The main issue driving these is that a new Association is controlled by the Developer at the start. This means that the Developer – whose main goal is to make money – can adjust many aspects of Association life. Then, when they turn it over to the Owners, the new Board has to figure out how they want to govern and begin adjusting rules accordingly. Topping it off, Developers use multiple layers of LLCs to protect themselves from legal recourse (i.e., the corporate veil), so there isn’t as much pressure for them to do it “right.” The bottom line – here are four things to be aware of when buying a new condo so you’re not caught by surprise.
1) Lower-than-realistic Condo fees. Because the Developer isn’t in it for the long haul, and they want to sell units, they may artificially depress Condo fees. Lower fees are attractive to buyers, but aren’t sustainable because unfortunately, stuff costs money – see my Finances 101 for why it is so critical to be charging the appropriate fees.
2) Underfunded reserves. Press the Developer on if there has been a reserve study performed by a neutral party, and if the reserve study’s guidance is being met. Remember, underfunded reserves means the risk of a future Special Assessment or increased Condo fees to make up for underfunding.
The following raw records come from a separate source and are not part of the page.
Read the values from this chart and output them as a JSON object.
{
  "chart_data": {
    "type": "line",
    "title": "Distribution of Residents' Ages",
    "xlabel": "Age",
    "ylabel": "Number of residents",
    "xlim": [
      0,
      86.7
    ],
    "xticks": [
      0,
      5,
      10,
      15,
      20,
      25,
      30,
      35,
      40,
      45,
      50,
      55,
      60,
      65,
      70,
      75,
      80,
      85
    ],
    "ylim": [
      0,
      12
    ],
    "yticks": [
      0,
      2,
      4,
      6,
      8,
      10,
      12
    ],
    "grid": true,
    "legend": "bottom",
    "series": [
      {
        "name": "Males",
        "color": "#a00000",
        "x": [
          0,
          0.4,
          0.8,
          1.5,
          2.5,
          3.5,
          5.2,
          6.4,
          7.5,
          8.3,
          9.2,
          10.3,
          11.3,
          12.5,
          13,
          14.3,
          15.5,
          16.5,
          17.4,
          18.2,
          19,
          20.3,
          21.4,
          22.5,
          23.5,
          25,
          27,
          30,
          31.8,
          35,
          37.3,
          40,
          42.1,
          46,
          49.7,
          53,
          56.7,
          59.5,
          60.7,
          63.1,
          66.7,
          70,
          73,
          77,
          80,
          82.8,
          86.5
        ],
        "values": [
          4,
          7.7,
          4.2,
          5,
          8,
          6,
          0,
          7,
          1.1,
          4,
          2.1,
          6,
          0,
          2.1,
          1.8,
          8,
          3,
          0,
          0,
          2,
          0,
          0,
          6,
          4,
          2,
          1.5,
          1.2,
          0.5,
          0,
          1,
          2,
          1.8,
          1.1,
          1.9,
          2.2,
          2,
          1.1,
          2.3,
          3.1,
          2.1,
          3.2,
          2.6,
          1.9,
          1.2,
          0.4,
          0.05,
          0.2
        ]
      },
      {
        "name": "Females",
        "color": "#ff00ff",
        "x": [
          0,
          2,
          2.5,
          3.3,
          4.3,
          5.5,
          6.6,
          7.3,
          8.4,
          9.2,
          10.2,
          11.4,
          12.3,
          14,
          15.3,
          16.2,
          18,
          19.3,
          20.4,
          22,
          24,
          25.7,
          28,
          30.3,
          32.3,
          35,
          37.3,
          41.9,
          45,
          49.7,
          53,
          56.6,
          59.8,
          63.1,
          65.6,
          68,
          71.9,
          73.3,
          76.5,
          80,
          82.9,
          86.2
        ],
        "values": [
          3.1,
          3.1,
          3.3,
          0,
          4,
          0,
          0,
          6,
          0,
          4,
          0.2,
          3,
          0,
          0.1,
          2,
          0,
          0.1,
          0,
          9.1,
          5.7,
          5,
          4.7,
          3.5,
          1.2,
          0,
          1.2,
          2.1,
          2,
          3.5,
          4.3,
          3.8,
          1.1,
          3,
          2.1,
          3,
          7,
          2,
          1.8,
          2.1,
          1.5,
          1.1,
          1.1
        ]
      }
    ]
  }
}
3) Excessive amenities. Many new buildings have lots of convenient amenities, again designed to draw people in, that may not be sustainable in the long run. Dry cleaning service, bottled water in the gym, free printing or copying – all things that sound great but may get the axe once an Association realizes what it’s costing them.
4) Inexperienced/new Boards. Once the building is turned over to the Owners, realize you’re dealing with a new Board that likely has a lot on their plate. They’ll need to stabilize finances, evaluate existing contracts to make sure they’re getting good deals (landscaping, trash removal, cleaning, etc.), and learn how to effectively govern. A lot may change, and a lot of people may be upset things are changing. Try to be a part of the solution, not the problem, and be involved and informed.
New buildings can be great – but just make sure you know what you’re getting into. None of these issues should stop you from buying your dream home, but they can end up being big surprises for the uninitiated. If you’re looking at buying a condo conversion, be aware of these additional considerations. Make sure you’re making an informed decision so you can enjoy a better Condo life.